Labels warning of the dangers of inhaling liquefied petroleum gas (LPG) will be mandatory on gas bottles sold or refilled in South Australia following the passage of a law in state parliament on Wednesday.
The Lower House voted in support of a Private Member's Bill which will ban the sale of LPG bottles unless the cylinder in which the gas is sold or supplied, or to which the gas is transferred to, has an appropriate label warning that inhaling the gas may cause injury or death.
Fines of up to $50,000 will apply to those who contravene the laws.
The bill was in response to the death of Port Lincoln teenager Paddy Ryan, who died from heart failure after inhaling from an LPG bottle at a party in February last year.
Introduced by SA Best MLC and health spokesperson Connie Bonaros, and introduced into the Lower House by Labor MP Blair Boyer, the bill was named 'Paddy's Law' in honour of Paddy and his family.
Paddy's family had been advocating for warning labels to appear on LPG bottles, and his father Adrian Ryan said he was pleased to learn of the bill's passage.
He said the warning labels would help young people learn of what the dangers were and despite the process taking some time he felt it was inevitable the bill would pass.
"It gives these guys an opportunity to learn of what the consequences were," he said.
Mr Ryan said he believed if there were labels on bottles his son and his friends would not have been inhaling the gas.
Ms Bonaros celebrated the bill's passage and said the new laws would save lives.
"I don't want any family to have to go through the same tragedy that Paddy Ryan's family has, and continues, to go through each and every day," she said.
"If this Bill saves but one life, it is worth its weight in gold."
Mr Boyer said the passage was a victory for common sense.

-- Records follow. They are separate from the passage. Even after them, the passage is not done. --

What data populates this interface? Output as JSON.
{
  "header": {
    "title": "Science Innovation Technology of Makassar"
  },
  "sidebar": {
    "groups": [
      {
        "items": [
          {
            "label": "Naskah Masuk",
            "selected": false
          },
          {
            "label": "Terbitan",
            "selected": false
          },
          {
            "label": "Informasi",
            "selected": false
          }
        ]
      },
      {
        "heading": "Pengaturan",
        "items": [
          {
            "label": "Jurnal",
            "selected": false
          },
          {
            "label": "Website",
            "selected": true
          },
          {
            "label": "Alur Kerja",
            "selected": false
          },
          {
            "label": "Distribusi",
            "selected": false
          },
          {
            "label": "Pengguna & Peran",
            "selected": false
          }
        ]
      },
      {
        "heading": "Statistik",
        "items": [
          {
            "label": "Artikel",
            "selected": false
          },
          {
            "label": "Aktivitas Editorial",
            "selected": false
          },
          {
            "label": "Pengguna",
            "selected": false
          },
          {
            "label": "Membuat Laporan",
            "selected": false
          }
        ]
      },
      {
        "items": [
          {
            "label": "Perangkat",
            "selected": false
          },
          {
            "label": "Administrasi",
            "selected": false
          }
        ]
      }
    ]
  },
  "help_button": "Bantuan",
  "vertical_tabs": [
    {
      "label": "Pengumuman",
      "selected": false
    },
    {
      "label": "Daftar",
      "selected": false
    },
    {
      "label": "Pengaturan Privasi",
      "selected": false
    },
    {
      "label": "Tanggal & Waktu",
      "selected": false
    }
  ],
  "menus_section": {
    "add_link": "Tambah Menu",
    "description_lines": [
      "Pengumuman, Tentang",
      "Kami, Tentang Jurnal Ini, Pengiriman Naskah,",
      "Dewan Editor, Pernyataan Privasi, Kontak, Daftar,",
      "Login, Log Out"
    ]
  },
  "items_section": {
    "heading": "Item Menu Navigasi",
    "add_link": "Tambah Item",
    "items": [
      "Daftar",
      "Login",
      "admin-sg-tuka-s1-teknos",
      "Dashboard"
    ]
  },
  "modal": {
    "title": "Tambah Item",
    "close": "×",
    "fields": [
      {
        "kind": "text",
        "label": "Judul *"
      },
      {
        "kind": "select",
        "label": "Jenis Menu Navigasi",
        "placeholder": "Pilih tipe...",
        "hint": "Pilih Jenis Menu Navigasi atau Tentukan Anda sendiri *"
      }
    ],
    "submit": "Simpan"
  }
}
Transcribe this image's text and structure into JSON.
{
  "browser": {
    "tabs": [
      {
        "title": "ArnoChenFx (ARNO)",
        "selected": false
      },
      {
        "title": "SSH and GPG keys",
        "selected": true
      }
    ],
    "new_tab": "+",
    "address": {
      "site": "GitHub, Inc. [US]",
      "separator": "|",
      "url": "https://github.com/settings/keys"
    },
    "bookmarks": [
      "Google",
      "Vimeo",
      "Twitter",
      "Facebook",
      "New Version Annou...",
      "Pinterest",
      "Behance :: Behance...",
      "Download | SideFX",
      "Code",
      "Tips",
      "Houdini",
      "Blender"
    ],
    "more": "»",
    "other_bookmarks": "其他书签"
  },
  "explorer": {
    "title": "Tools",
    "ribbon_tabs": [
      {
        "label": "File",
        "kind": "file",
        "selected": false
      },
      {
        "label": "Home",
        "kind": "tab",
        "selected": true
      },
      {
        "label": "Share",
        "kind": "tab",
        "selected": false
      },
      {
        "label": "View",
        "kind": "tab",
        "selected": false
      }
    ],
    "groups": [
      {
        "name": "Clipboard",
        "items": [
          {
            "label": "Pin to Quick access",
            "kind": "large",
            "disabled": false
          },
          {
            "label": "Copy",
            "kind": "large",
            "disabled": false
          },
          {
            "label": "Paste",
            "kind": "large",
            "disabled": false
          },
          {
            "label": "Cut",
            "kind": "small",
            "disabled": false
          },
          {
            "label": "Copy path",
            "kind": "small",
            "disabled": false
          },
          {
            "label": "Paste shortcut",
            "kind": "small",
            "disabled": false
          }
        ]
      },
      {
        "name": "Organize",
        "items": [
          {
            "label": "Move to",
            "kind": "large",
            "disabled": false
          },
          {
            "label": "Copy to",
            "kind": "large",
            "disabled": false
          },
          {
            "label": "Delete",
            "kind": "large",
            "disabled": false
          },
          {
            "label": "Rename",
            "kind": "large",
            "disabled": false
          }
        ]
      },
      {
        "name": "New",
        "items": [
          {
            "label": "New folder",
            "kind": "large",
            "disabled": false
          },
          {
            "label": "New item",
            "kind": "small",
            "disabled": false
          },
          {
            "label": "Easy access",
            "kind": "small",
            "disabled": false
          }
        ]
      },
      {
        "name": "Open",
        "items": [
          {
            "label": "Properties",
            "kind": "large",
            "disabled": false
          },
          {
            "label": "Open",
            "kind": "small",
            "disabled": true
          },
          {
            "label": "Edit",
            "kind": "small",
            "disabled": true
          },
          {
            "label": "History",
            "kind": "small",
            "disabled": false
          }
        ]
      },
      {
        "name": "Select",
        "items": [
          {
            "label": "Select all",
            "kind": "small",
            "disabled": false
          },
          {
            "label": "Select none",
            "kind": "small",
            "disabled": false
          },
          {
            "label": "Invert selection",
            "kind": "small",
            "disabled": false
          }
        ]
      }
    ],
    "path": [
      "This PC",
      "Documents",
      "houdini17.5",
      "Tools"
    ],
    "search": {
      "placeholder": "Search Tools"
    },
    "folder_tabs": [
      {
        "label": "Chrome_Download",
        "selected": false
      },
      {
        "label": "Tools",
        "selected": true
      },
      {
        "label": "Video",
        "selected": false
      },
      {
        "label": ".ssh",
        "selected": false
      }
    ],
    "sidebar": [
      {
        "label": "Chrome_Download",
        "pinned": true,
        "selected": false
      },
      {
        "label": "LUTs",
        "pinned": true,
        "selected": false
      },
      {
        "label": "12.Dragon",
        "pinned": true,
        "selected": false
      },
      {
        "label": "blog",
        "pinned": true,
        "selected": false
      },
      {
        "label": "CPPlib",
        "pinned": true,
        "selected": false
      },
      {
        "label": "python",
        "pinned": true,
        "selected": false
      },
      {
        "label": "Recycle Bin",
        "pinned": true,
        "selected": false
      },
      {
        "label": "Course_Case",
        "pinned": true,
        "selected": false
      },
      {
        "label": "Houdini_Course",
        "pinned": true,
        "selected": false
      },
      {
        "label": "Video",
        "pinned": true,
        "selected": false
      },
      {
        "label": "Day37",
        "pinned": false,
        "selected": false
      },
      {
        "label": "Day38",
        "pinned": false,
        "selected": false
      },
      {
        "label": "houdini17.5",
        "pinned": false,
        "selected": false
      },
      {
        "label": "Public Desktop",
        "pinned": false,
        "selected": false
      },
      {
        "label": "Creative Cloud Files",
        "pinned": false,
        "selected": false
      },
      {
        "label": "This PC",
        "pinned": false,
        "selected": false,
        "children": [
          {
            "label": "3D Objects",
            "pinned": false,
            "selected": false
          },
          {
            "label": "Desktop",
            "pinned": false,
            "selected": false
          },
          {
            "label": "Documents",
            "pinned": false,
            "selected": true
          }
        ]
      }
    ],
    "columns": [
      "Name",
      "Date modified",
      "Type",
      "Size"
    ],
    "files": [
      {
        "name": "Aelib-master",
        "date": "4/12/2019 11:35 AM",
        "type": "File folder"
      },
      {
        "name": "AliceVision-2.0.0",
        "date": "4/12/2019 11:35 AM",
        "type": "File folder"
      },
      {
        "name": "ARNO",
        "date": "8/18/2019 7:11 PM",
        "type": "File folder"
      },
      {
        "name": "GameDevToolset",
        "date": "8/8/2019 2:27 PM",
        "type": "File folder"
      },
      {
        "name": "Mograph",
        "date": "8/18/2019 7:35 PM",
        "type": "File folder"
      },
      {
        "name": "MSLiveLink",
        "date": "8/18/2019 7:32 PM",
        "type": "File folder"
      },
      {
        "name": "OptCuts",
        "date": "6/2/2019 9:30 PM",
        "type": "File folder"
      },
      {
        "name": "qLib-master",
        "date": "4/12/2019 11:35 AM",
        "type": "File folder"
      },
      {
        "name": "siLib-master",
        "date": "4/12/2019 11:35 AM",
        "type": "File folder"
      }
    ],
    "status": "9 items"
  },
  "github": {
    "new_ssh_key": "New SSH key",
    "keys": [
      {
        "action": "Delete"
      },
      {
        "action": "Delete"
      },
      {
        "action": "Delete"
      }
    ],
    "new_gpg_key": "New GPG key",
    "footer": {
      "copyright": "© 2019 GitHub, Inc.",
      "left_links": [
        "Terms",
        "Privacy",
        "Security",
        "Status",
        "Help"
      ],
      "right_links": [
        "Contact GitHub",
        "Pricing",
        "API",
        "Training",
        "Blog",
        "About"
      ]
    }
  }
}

"Nothing will bring back Paddy Ryan but his father Adrian should be proud that his incredible advocacy on this issue has finally resulted in a practical measure that will hopefully prevent another death like Paddy's," he said.
Member for Flinders Peter Treloar had also supported the bill and said he was pleased to see the bill had passed.
"I am pleased for the Ryan familly and hopefully it can go some way to preventing any further tragedies," he said.
Under the new laws, the warning signs will generally be at least 10cm in length, except in the case of smaller gas bottles, where the minimum size of the warning sign will be 2cm in length.
Mr Ryan said he and the family thanked Ms Bonaros, Mr Boyer and Mr Treloar for their support.
He said the family had been moving forward since the tragedy and would continue to do so.
The bill would return to the Upper House on Thursday for final approval.